All’edizione del quarto Libro — la storia della teoria del plusvalore — mi accingerò non appena mi sarà in qualche modo possibile.
Nella prefazione del secondo Libro del Capitale dovetti trattare con quei signori che avevano allora sollevato gran rumore con la pretesa di aver scoperto in Rodbertus « la fonte segreta e un più grande predecessore di Marx ». Io offrii loro l’occasione di indicare « a che cosa può servire l’economia di Rodbertus »; e li sfidai a dimostrare « che non soltanto senza pregiudizio della legge del valore, ma piuttosto sul fondamento di essa, può e deve formarsi un uguale saggio medio di profitto. Quegli stessi signori, che allora, per motivi soggettivi od oggettivi, e in genere tutt’altro che scientifici, magnificavano il buon Rodbertus come una stella economica di primissima grandezza, sono ancora oggi senza eccezione debitori di una risposta. Al contrario altri hanno ritenuto che valesse la pena di occuparsi della questione.

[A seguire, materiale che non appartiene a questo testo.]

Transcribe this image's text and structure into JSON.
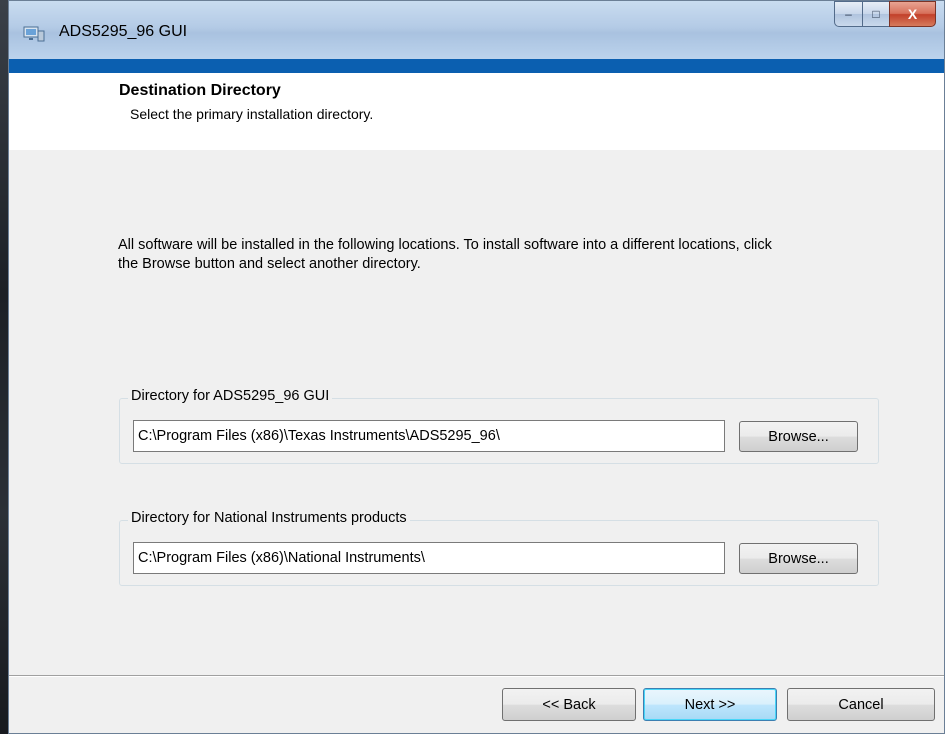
{
  "window": {
    "title": "ADS5295_96 GUI",
    "controls": {
      "minimize": "–",
      "maximize": "□",
      "close": "X"
    }
  },
  "header": {
    "title": "Destination Directory",
    "subtitle": "Select the primary installation directory."
  },
  "content": {
    "info": "All software will be installed in the following locations. To install software into a different locations, click the Browse button and select another directory.",
    "groups": [
      {
        "label": "Directory for ADS5295_96 GUI",
        "path": "C:\\Program Files (x86)\\Texas Instruments\\ADS5295_96\\",
        "browse": "Browse..."
      },
      {
        "label": "Directory for National Instruments products",
        "path": "C:\\Program Files (x86)\\National Instruments\\",
        "browse": "Browse..."
      }
    ]
  },
  "footer": {
    "back": "<< Back",
    "next": "Next >>",
    "cancel": "Cancel"
  },
  "icons": {
    "title": "installer-app-icon"
  },
  "colors": {
    "accent_strip": "#0b5fb0",
    "close_button": "#c2402a",
    "focus_button": "#3c7fb1"
  }
}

L’affronta, nella sua critica del secondo Libro (Conrads Jahrbucher, XI,5,1885, pp. 452-65) il prof. W. Lexis, senza intendimento peraltro di darle una diretta soluzione. Egli afferma: « La soluzione di quella contraddizione » (precisamente la contraddizione fra la legge del valore di Ricardo-Marx e l’uniformità del saggio medio del profitto) « è impossibile, se le varie specie di merci vengono considerate isolatamente e il loro valore viene posto uguale al loro valore di scambio e questo a sua volta uguale o proporzionale al loro prezzo ». A suo parere la soluzione è possibile soltanto alle seguenti condizioni: « Che per le singole specie di merci si rinunci ad assumere a misura del valore il lavoro, che la produzione delle merci venga intesa nel suo complesso, e la sua distribuzione considerata per le classi dei capitalisti e degli operai nel loro complesso... Del prodotto complessivo la classe operaia non riceve che una certa parte....,. la parte rimanente — quella che tocca ai capitalisti — costituisce, nel pensiero di Marx, il plusprodotto e pertanto anche... il plusvalore. I membri della classe capitalistica si dividono fra di loro plusvalore, non già secondo il numero degli operai da essi impiegati, ma in proporzione del volume del capitale da ciascuno apportato, includendo nel computo del valore-capitale anche i beni fondiari ». I valori ideali di Marx, determinati dalle unità di lavoro incorporate nelle merci non corrispondono ai prezzi, ma possono « essere considerati come punto iniziale di uno spostamento, che conduce ai prezzi effettivi. I quali sono condizionati dalla regola che capitali di eguale grandezza esigono eguali retribuzioni ». Donde, fra i capitalisti alcuni riceveranno per le loro merci prezzi più elevati, altri prezzi minori dei valori ideali. « Poiché però decurtazioni e aggiunte di plusvalore si compensano reciprocamente nell’interno della classe capitalistica, la grandezza complessiva del plusvalore è la medesima che se tutti i prezzi fossero proporzionati ai valori ideali delle merci ».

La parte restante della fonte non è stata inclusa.